Compensating victims of terrorism – looking at it from the point of view of international law and national culture
Today’s Guardian brings an interesting diplomatic issue into in the news: you can read it here. It raises a wealth of questions in international law but it also in national culture.
As an international diplomat, you may want to address issues in international law like:
- Is a successor regime liable for the extra-territorial misdeeds of the previous one?
- What does ‘sponsorship mean and who determines it?
- Is a state liable for the misdeeds of terrorist groups by virtue of their presence in its territory?
- If the victims are dead, who is entitled to monetary compensation?
- How far does the entitlement go back in time or forward into the future? If so, who sets the cut-off dates?
- How do determine the level of compensation, also in relation to national entitlements?
- What of any antecedent military retaliation?

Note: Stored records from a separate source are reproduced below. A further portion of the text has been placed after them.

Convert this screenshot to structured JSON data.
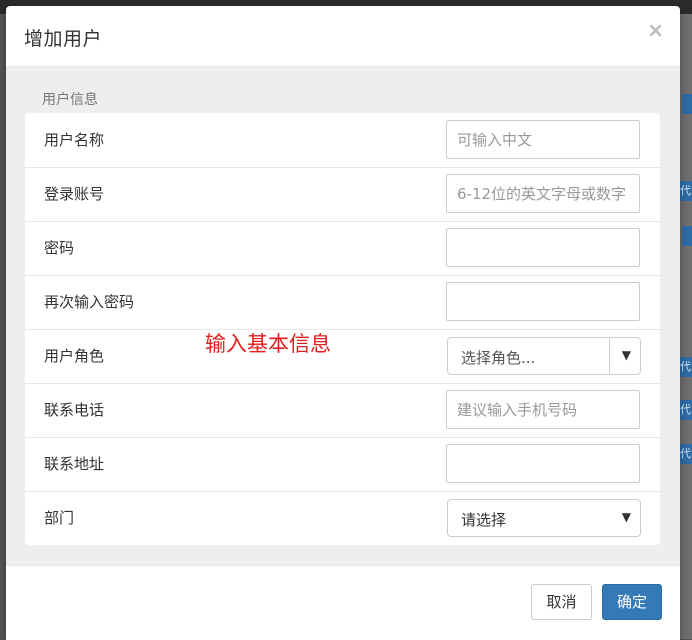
{
  "dialog": {
    "title": "增加用户",
    "close_glyph": "×",
    "section_label": "用户信息",
    "annotation": "输入基本信息"
  },
  "form": {
    "rows": [
      {
        "label": "用户名称",
        "placeholder": "可输入中文",
        "type": "text"
      },
      {
        "label": "登录账号",
        "placeholder": "6-12位的英文字母或数字",
        "type": "text"
      },
      {
        "label": "密码",
        "placeholder": "",
        "type": "password"
      },
      {
        "label": "再次输入密码",
        "placeholder": "",
        "type": "password"
      },
      {
        "label": "用户角色",
        "selected": "选择角色...",
        "type": "select-with-addon"
      },
      {
        "label": "联系电话",
        "placeholder": "建议输入手机号码",
        "type": "text"
      },
      {
        "label": "联系地址",
        "placeholder": "",
        "type": "text"
      },
      {
        "label": "部门",
        "selected": "请选择",
        "type": "select"
      }
    ]
  },
  "footer": {
    "cancel_label": "取消",
    "confirm_label": "确定"
  },
  "background": {
    "peek_text": "代"
  },
  "colors": {
    "primary": "#337ab7",
    "annotation": "#e02020",
    "body_bg": "#eeeeee"
  }
}
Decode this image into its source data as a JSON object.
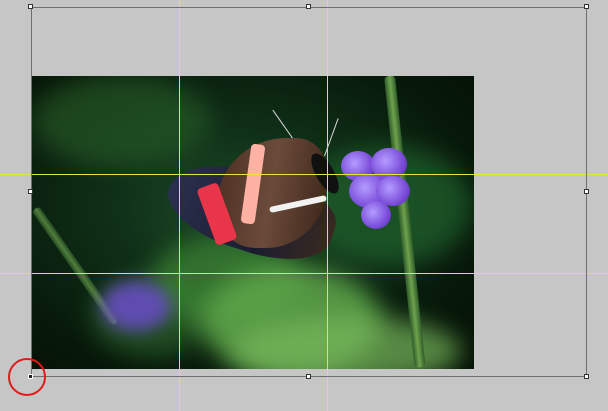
{
  "canvas": {
    "background": "#c6c6c6"
  },
  "photo": {
    "subject": "butterfly-on-purple-flower",
    "colors": {
      "foliage": "#1c4a25",
      "flower": "#7b4ddb",
      "wing_red": "#e8354a",
      "wing_pink": "#ffb1a3"
    }
  },
  "transform": {
    "guide_color": "#e6e63a",
    "highlight_color": "#e01b1b",
    "handle_icon": "square-handle-icon",
    "reference_point_icon": "reference-point-icon"
  }
}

- Does monetary compensation bring closure to the issue?
- Who supervises the distribution of monetary compensation, particularly if the victims are from different countries?
These questions have been at the core of grievous conflicts in the twentieth century. Check for analogies and precedents. The list of questions is far from complete, so try to imagine yourself tasked with a just, rather than an expedient solution.
Beware: we deal here with principle issues, not an actual context. In other terms we would argue in ‘if statements’ like the EUSCJ does.
Cultures react differently to such issues. How does your nation deal with:
- embracing defeat;
- accepting closure;
- burden of compensation for the state;
- adequacy of compensation; and
- internal issues of monetary compensation?
Bearing in mind the difference between ‘extremism’ and ‘acceptable’ ideology.